The bipartisan proposal, titled the American Privacy Rights Act, or APRA, would limit the types of consumer data companies can collect, retain, and use to what they need to operate their services. Users would also be allowed to opt-out of targeted advertising and have the ability to view, correct, delete, and download their data from online services. The proposal would also create a national registry of data brokers, and force those companies to allow users to opt out of having their data sold.

“This landmark legislation gives Americans the right to control where their information goes and who can sell it,” Cathy McMorris Rodgers, House Energy and Commerce Committee chair, said in a statement on Sunday. “It reins in Big Tech by prohibiting them from tracking, predicting, and manipulating people’s behaviors for profit without their knowledge and consent. Americans overwhelmingly want these rights, and they are looking to us, their elected representatives, to act.”
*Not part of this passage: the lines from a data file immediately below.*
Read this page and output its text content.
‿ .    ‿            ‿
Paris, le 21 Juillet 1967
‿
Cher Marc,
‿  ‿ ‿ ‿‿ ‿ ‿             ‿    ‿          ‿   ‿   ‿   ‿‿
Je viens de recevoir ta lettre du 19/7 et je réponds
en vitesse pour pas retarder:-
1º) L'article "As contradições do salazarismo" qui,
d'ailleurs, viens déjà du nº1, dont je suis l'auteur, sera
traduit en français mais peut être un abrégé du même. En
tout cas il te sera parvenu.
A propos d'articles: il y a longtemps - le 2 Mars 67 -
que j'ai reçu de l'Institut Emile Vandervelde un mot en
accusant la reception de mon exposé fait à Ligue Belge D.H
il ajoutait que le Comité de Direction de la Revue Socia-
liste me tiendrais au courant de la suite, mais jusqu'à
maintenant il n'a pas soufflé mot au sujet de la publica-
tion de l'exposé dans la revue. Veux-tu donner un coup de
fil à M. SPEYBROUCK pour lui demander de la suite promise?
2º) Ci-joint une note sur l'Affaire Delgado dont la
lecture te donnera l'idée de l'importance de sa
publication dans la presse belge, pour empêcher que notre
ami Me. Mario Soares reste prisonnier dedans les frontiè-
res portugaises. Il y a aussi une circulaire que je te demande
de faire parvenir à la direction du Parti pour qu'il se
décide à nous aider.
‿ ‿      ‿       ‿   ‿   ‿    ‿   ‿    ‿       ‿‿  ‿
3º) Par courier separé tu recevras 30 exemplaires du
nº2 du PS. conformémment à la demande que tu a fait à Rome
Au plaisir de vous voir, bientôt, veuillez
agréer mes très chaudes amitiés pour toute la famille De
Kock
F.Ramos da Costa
Congress has tried to put together a comprehensive federal law protecting user data for decades. Lawmakers have remained divided, though, on whether that legislation should prevent states from issuing tougher rules, and whether to allow a “private right of action” that would enable people to sue companies in response to privacy violations.

In an interview with the Spokesman Review on Sunday, McMorris Rodgers claimed that the draft’s language is stronger than any active laws, seemingly as an attempt to assuage the concerns of Democrats who have long fought attempts to preempt preexisting state-level protections. APRA does allow states to pass their own privacy laws related to civil rights and consumer protections, among other exceptions.

In the previous session of Congress, the leaders of the House Energy and Commerce Committees brokered a deal with Roger Wicker, the top Republican on the Senate Commerce Committee, on a bill that would preempt state laws with the exception of the California Consumer Privacy Act and the Biometric Information Privacy Act of Illinois. That measure, titled the American Data Privacy and Protection Act, also created a weaker private right of action than most Democrats were willing to support. Cantwell refused to support the measure, instead circulating her own draft legislation. The ADPPA hasn’t been reintroduced, but APRA was designed as a compromise.

“I think we have threaded a very important needle here,” Cantwell told the Spokesman Review. “We are preserving those standards that California and Illinois and Washington have.”

APRA includes language from California’s landmark privacy law allowing people to sue companies when they are harmed by a data breach. It also provides the Federal Trade Commission, state attorneys general, and private citizens the authority to sue companies when they violate the law.

The categories of data that would be impacted by the APRA include certain categories of “information that identifies or is linked or reasonably linkable to an individual or device,” according to a Senate Commerce Committee summary of the legislation. Small businesses—those with $40 million or less in annual revenue and limited data collection—would be exempt under APRA, with enforcement focused on businesses with $250 million or more in yearly revenue. Governments and “entities working on behalf of governments” are excluded under the bill, as are the National Center for Missing and Exploited Children and, apart from certain cybersecurity provisions, “fraud-fighting” nonprofits.

US representative Frank Pallone, the top Democrat on the House Energy and Commerce Committee, called the draft “very strong” in a Sunday statement, but said he wanted to “strengthen” it with tighter child safety provisions.

Still, it remains unclear whether APRA will receive the necessary support for approval. On Sunday, committee aids said that conversations on other lawmakers signing onto the legislation are ongoing. The current proposal is a “discussion draft;” while there’s no official date for introducing a bill, Cantwell and McMorris Rodgers will likely shop around the text to colleagues for feedback over the coming weeks, and plan to send it to committees this month.